MacMourrog ne aveva avuto il sentore da quando aveva visto, a ovest, il fronte nuvoloso stazionare dove sapeva esserci Grand Cayman. Si trovava in una Cuba devastata, con la gente che si muoveva fra pareti di fango e alberi spezzati. Era sbarcato a l'Havana con la corvetta trasformata in mercantile e, a parte rendersi conto di trovarsi, per struttura architettonica e lingua, in una Spagna oltreoceano, era stato impegnato a vedersi con l'uomo il cui nome figurava nei documenti che si portava addosso.

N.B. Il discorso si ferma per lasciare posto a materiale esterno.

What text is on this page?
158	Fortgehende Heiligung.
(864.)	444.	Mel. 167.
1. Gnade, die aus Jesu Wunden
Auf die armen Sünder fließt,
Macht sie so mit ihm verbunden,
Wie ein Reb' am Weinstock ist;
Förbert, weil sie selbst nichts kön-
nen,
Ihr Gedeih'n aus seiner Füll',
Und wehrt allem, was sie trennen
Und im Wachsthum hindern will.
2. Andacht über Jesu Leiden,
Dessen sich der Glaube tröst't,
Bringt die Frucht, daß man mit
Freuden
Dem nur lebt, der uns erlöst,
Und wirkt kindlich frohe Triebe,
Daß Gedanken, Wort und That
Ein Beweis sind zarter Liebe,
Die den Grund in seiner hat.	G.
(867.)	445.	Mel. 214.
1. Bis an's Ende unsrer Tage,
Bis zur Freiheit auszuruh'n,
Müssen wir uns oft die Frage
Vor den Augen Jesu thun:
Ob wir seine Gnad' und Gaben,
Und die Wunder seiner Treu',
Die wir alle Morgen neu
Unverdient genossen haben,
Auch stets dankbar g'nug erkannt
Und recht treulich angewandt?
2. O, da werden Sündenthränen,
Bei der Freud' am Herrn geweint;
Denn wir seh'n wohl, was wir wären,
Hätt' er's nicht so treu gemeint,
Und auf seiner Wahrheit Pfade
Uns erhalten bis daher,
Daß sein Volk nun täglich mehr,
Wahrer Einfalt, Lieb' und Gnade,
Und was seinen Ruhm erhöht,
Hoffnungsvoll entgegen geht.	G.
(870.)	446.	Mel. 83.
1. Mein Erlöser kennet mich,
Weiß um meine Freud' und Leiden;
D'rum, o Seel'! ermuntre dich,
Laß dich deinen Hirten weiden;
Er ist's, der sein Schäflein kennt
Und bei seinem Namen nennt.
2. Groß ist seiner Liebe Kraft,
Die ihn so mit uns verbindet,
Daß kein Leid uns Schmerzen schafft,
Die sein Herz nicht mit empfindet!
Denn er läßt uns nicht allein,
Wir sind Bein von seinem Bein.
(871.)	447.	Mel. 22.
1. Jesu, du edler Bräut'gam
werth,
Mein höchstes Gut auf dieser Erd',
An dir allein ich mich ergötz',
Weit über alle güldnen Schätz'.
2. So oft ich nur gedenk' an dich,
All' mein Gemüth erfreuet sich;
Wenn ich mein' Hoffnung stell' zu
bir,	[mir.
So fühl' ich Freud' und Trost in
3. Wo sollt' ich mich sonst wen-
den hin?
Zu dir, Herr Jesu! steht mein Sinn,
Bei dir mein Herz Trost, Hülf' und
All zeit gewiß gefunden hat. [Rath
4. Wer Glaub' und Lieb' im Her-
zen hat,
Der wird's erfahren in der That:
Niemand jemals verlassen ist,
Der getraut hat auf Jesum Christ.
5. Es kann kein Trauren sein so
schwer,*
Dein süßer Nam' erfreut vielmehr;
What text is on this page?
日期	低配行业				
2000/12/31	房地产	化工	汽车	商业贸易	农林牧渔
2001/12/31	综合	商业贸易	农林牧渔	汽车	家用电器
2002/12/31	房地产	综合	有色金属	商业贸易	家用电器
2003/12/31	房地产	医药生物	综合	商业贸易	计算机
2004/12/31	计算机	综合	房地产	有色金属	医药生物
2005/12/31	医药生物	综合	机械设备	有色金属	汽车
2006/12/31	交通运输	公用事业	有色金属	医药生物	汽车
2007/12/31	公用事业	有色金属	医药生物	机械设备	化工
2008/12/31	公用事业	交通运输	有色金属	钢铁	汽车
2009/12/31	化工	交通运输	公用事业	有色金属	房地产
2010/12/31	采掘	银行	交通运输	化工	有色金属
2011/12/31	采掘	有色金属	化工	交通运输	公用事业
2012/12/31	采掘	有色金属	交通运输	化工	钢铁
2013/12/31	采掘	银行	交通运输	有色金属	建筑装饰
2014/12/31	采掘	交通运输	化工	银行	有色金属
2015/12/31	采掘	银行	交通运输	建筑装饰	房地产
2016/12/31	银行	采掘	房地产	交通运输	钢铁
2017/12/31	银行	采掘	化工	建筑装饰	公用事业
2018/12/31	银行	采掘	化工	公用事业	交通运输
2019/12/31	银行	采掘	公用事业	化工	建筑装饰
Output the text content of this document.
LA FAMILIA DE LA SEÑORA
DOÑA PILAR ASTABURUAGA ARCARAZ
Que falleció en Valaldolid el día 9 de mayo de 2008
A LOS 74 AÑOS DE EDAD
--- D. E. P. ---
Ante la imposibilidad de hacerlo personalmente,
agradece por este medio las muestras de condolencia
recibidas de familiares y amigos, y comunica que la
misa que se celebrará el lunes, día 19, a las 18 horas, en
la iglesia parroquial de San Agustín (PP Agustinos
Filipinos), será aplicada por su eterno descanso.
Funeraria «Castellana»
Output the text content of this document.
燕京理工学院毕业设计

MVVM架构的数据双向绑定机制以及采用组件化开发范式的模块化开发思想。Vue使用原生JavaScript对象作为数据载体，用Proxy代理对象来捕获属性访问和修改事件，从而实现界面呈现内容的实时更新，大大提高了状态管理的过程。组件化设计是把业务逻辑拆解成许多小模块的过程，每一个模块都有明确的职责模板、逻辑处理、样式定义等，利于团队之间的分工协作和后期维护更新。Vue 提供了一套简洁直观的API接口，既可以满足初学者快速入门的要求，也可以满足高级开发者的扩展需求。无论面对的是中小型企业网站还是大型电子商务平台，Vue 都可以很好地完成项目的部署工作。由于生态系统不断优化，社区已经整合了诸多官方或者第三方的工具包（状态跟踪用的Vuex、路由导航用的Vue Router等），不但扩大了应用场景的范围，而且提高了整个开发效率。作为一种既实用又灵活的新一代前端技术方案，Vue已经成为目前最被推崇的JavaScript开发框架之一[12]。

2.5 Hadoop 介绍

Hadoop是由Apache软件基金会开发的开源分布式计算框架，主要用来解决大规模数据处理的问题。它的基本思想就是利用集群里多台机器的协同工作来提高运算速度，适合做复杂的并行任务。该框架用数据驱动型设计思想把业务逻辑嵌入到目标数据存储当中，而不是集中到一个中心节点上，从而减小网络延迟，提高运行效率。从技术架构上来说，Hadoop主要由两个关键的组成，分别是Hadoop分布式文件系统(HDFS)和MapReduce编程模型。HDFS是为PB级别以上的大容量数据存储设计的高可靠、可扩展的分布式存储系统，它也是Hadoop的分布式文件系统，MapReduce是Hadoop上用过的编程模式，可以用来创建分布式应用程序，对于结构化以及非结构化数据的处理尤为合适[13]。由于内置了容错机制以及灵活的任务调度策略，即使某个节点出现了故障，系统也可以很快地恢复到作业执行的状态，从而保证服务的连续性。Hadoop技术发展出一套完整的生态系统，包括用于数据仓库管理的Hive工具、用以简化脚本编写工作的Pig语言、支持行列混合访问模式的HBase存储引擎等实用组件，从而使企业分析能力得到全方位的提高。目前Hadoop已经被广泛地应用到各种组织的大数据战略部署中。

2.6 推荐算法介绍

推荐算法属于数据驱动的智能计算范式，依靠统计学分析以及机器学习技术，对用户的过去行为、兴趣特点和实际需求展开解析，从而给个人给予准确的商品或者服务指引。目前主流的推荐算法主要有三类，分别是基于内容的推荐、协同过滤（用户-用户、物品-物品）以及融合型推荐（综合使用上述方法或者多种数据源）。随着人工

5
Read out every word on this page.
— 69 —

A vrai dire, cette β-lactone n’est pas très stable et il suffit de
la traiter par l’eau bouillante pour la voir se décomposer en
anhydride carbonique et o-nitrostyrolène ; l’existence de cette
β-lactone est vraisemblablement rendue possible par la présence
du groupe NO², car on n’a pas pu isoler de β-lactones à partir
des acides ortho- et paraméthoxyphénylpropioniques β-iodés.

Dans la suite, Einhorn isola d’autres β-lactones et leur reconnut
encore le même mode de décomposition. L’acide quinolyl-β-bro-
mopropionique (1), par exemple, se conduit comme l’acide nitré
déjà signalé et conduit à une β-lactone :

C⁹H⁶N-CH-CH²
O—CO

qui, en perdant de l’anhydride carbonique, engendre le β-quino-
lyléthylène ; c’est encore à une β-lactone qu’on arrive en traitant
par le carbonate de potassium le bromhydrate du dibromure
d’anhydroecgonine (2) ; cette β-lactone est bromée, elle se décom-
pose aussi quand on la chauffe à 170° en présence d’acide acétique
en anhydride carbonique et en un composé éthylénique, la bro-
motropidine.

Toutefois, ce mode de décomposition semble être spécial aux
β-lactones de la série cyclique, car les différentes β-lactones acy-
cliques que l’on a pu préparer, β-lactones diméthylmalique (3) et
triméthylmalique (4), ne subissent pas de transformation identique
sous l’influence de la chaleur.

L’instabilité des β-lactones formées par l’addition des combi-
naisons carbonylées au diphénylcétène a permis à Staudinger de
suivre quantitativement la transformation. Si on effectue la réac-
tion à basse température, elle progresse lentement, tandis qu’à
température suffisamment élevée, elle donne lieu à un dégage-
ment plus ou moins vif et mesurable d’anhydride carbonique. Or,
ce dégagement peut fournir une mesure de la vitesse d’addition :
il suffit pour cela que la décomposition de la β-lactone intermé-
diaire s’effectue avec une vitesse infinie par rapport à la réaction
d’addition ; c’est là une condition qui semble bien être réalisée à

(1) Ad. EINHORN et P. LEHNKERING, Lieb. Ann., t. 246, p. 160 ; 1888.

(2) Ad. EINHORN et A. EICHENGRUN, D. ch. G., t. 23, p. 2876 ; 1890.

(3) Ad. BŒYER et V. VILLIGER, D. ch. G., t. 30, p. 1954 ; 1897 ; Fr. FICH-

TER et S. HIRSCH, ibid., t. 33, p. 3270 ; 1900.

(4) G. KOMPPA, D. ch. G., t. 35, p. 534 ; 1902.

L'uomo, tale signor Arriquibar-Mezcorta, era un commerciante che aveva perduto i guadagni e la vita di due cugini nell'uragano, al quale era stato detto che il contrabbando con gli inglesi avrebbe evitato la bancarotta.

«Mi ha dato l'impressione di essere un poveraccio, con rispetto, capitano» riferì il primo ufficiale quando si trovò nella cabina, chiamato da Avery di nuovo in uniforme regolare. «Tuttavia, ero conscio di dovermi concentrare sugli interessi economici dell'Inghilterra e non sulle mie opinioni.»

«E quindi?»

«L'uomo di cui vi ho parlato ha inclinazione a dire più del lecito, suppongo per via del suo essere novizio. Ha ammesso che il contrabbando con le Cayman dura da quattro anni, più o meno. Gli uomini che ho mandato in giro a raccogliere notizie hanno confermato che sarebbero invischiate una cinquantina di personalità, fra cui commercianti e altra teppaglia.»

Avery fece scorrere le cifre e guardò il sacco di monete d'oro sul tavolo.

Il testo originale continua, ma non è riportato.